We spoke with Schwaber, co-creator of Scrum, as part of SD Times’ retrospective on the Agile Manifesto, which celebrates its 10th anniversary this year.

What’s more, he added, “Our customers didn’t like us, and many people in the profession, particularly women, were leaving it. It was not a good place to be nor was it a successful place to be. So I think anything that offered as vivid successes as agile practices like Scrum was a shoe-in.”

_SD Times: What was your reason for attending the gathering at Snowbird?
Schwaber: The idea behind it was, “We’ve all been experimenting with different ways of building software generally called lightweight, they were very different, so why don’t we get together and talk about it.” From that, the value statements and all that happened. We were actually kind of surprised that this much came out if it.

What area of development had you been working on, and how did you see it meshing with the other efforts going on at that time? Are you still working to advance that specialty?
I’ve really not had a lot to do with other agile processes. I’ve been fully consumed with helping people use Scrum. Scrum really isn’t a big thing; it’s more helping businesses and their development organizations maximize the value and successes they get from software development. Scrum is just a tool for doing that. It’s my preferred tool, but the real issue over 10 years has been us undoing the damage of waterfall and helping people start using good engineering practices and good tooling, and satisfying their customers.

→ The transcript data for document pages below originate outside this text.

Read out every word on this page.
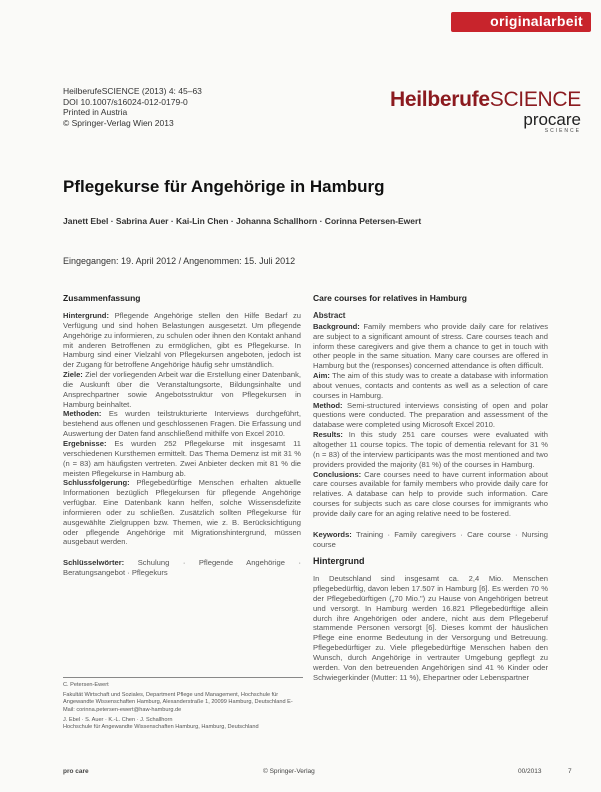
originalarbeit
HeilberufeSCIENCE (2013) 4: 45–63
DOI 10.1007/s16024-012-0179-0
Printed in Austria
© Springer-Verlag Wien 2013
HeilberufeSCIENCE
procare
SCIENCE
Pflegekurse für Angehörige in Hamburg
Janett Ebel · Sabrina Auer · Kai-Lin Chen · Johanna Schallhorn · Corinna Petersen-Ewert
Eingegangen: 19. April 2012 / Angenommen: 15. Juli 2012
Zusammenfassung

Hintergrund: Pflegende Angehörige stellen den Hilfe Bedarf zu Verfügung und sind hohen Belastungen ausgesetzt. Um pflegende Angehörige zu informieren, zu schulen oder ihnen den Kontakt anhand mit anderen Betroffenen zu ermöglichen, gibt es Pflegekurse. In Hamburg sind einer Vielzahl von Pflegekursen angeboten, jedoch ist der Zugang für betroffene Angehörige häufig sehr umständlich.

Ziele: Ziel der vorliegenden Arbeit war die Erstellung einer Datenbank, die Auskunft über die Veranstaltungsorte, Bildungsinhalte und Ansprechpartner sowie Angebotsstruktur von Pflegekursen in Hamburg beinhaltet.

Methoden: Es wurden teilstrukturierte Interviews durchgeführt, bestehend aus offenen und geschlossenen Fragen. Die Erfassung und Auswertung der Daten fand anschließend mithilfe von Excel 2010.

Ergebnisse: Es wurden 252 Pflegekurse mit insgesamt 11 verschiedenen Kursthemen ermittelt. Das Thema Demenz ist mit 31 % (n = 83) am häufigsten vertreten. Zwei Anbieter decken mit 81 % die meisten Pflegekurse in Hamburg ab.

Schlussfolgerung: Pflegebedürftige Menschen erhalten aktuelle Informationen bezüglich Pflegekursen für pflegende Angehörige verfügbar. Eine Datenbank kann helfen, solche Wissensdefizite informieren oder zu schließen. Zusätzlich sollten Pflegekurse für ausgewählte Zielgruppen bzw. Themen, wie z. B. Berücksichtigung oder pflegende Angehörige mit Migrationshintergrund, müssen ausgebaut werden.

Schlüsselwörter: Schulung · Pflegende Angehörige · Beratungsangebot · Pflegekurs

Care courses for relatives in Hamburg
Abstract

Background: Family members who provide daily care for relatives are subject to a significant amount of stress. Care courses teach and inform these caregivers and give them a chance to get in touch with other people in the same situation. Many care courses are offered in Hamburg but the (responses) concerned attendance is often difficult.

Aim: The aim of this study was to create a database with information about venues, contacts and contents as well as a selection of care courses in Hamburg.

Method: Semi-structured interviews consisting of open and polar questions were conducted. The preparation and assessment of the database were completed using Microsoft Excel 2010.

Results: In this study 251 care courses were evaluated with altogether 11 course topics. The topic of dementia relevant for 31 % (n = 83) of the interview participants was the most mentioned and two providers provided the majority (81 %) of the courses in Hamburg.

Conclusions: Care courses need to have current information about care courses available for family members who provide daily care for relatives. A database can help to provide such information. Care courses for subjects such as care close courses for immigrants who provide daily care for an aging relative need to be fostered.

Keywords: Training · Family caregivers · Care course · Nursing course

Hintergrund

In Deutschland sind insgesamt ca. 2,4 Mio. Menschen pflegebedürftig, davon leben 17.507 in Hamburg [6]. Es werden 70 % der Pflegebedürftigen („70 Mio.") zu Hause von Angehörigen betreut und versorgt. In Hamburg werden 16.821 Pflegebedürftige allein durch ihre Angehörigen oder andere, nicht aus dem Pflegeberuf stammende Personen versorgt [6]. Dieses kommt der häuslichen Pflege eine enorme Bedeutung in der Versorgung und Betreuung. Pflegebedürftiger zu. Viele pflegebedürftige Menschen haben den Wunsch, durch Angehörige in vertrauter Umgebung gepflegt zu werden. Von den betreuenden Angehörigen sind 41 % Kinder oder Schwiegerkinder (Mutter: 11 %), Ehepartner oder Lebenspartner

C. Petersen-Ewert
Fakultät Wirtschaft und Soziales, Department Pflege und Management, Hochschule für Angewandte Wissenschaften Hamburg, Alexanderstraße 1, 20099 Hamburg, Deutschland E-Mail: corinna.petersen-ewert@haw-hamburg.de
J. Ebel · S. Auer · K.-L. Chen · J. Schallhorn
Hochschule für Angewandte Wissenschaften Hamburg, Hamburg, Deutschland
pro care	© Springer-Verlag	00/2013	7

Looking back, is there anything you would have included or struck from the Manifesto?
No, that would be picky. I think it’s more of an epiphany statement, or a point in time. So it’s like saying this is a whole way of looking at things that’s different. I don’t think we missed anything particularly because it’s a set of values more than anything.

Where do you see agile development moving in the next five years?
What we’re seeing with Scrum and agile is the removal of waste, the close relationship with the business, the optimizing for value, the improvement of the engineering skills to do this… We’re undoing something that was implanted for 20, 25 years in waterfall, and it’s taking us a lot longer to undo it than we thought.

We have vivid examples of success, places where some good progress has been made, but to the degree that it’s made our industry as good as it could be, we have a long way to go. It is a cultural change. One simple cultural change is how to manage teams: Most managers believed the best way to get things done were to have teams do the work managers believe should be done. In a Scrum or agile setting, managers are facilitating and empowering; it is their job to help teams. That subtle shift increases productivity 100%. However, it’s very hard for managers to get over because they’re used to showing value by how commanding they are.